A constitution bench of the Supreme Court will soon hear petitions that have challenged the mandatory use of the Aadhaar under several such schemes (Indian Express 2017). In the absence of any evidence to demonstrate that patients fraudulently obtain HIV/AIDS treatment (and it is very hard to see why they would) or cash assistance for tuberculosis, it is unlikely that the mandatory use of the Aadhaar under these two schemes will withstand constitutional scrutiny. It is difficult to point to any legitimate state interest. The compulsory submission of this information is entirely disproportionate to the aim of stemming the “dissipation of social welfare benefits” (K Puttaswamy v Union of India 2017b: para T[I][5]). Instead, by depriving persons of their right to obtain medical treatment, it violates the right to health guaranteed by Article 21 of the Constitution.
Conclusions
The Puttaswamy judgment also has implications for laws like the Medical Termination of Pregnancy Act, 1971 and the Surrogacy (Regulation) Bill, 2016, where the bodily integrity and decisional autonomy aspects of privacy are involved. However, a discussion of these issues is beyond the scope of this article. On the whole, the judiciary will continue to play an important role over the coming months in ensuring that the principles articulated in the Puttaswamy judgment are given meaningful content in practical challenges to executive encroachment, particularly in the form of the Aadhaar. In the meantime, civil society must continue bringing pressure to bear on Parliament to ensure that a healthy dose of privacy is injected into our legislative framework.
Notes
1 ISO standards have been prescribed for an Electronic Health Record Architecture, while different international standards are recommended for imaging, scanned or captured records, and data exchange.
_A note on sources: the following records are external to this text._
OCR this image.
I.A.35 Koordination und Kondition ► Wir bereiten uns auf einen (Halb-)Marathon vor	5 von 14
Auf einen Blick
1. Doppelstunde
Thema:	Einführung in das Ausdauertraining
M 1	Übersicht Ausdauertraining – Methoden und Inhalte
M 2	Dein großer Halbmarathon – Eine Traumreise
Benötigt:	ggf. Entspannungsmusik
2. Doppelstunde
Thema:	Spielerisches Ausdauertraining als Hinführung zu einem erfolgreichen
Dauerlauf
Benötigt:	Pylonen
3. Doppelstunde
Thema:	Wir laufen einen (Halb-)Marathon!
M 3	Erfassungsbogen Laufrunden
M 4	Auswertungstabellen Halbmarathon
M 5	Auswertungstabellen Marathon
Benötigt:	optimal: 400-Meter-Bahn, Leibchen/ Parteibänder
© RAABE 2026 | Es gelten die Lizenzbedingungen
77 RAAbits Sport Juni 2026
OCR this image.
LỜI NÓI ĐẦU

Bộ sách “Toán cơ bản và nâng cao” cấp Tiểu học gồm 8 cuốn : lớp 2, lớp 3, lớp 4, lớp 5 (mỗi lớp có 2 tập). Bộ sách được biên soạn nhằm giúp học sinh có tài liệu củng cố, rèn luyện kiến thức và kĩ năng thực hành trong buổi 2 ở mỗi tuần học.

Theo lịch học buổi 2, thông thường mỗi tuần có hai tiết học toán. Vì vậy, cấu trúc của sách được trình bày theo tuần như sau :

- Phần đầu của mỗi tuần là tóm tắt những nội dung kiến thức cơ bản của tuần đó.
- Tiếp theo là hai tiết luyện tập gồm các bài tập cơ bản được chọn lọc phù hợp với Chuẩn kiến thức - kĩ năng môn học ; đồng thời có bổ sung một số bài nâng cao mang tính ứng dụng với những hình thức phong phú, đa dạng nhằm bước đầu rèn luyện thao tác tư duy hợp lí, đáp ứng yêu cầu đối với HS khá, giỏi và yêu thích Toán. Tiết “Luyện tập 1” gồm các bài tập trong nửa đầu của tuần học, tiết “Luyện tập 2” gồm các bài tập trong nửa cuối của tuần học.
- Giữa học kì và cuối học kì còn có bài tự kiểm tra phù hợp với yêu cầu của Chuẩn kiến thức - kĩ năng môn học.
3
2 One of the requirements for the registration of establishments under this act is that they fulfil the prescribed provisions for the maintenance of records.
3 These guidelines lay down that informed consent may be waived in cases of research conducted on routinely collected data under national programmes, where people concerned have been informed at the time of collection that data may be used for other purposes; where obtaining consent is impractical and research is to be conducted on stored anonymous data.
References
Chandra, Aparna (2017): Panel Discussion on Privacy and Reproductive Rights hosted by the Vidhi Centre for Legal Policy, India International Centre, New Delhi, 13 October.
K Puttaswamy v Union of India (2017a): SCALE,
SC, 10, p 1.
— (2017b): SCALE, SC, 10, p 1 (plurality opinion).
— (2017c): SCALE, SC, 10, p 1 (Nariman, J, concurring).
— (2017d): SCALE, SC, 10, p 1 (Chemaleswar, J, concurring).
Mr X v Hospital Z (1998): SCC, SC, 8, p 296.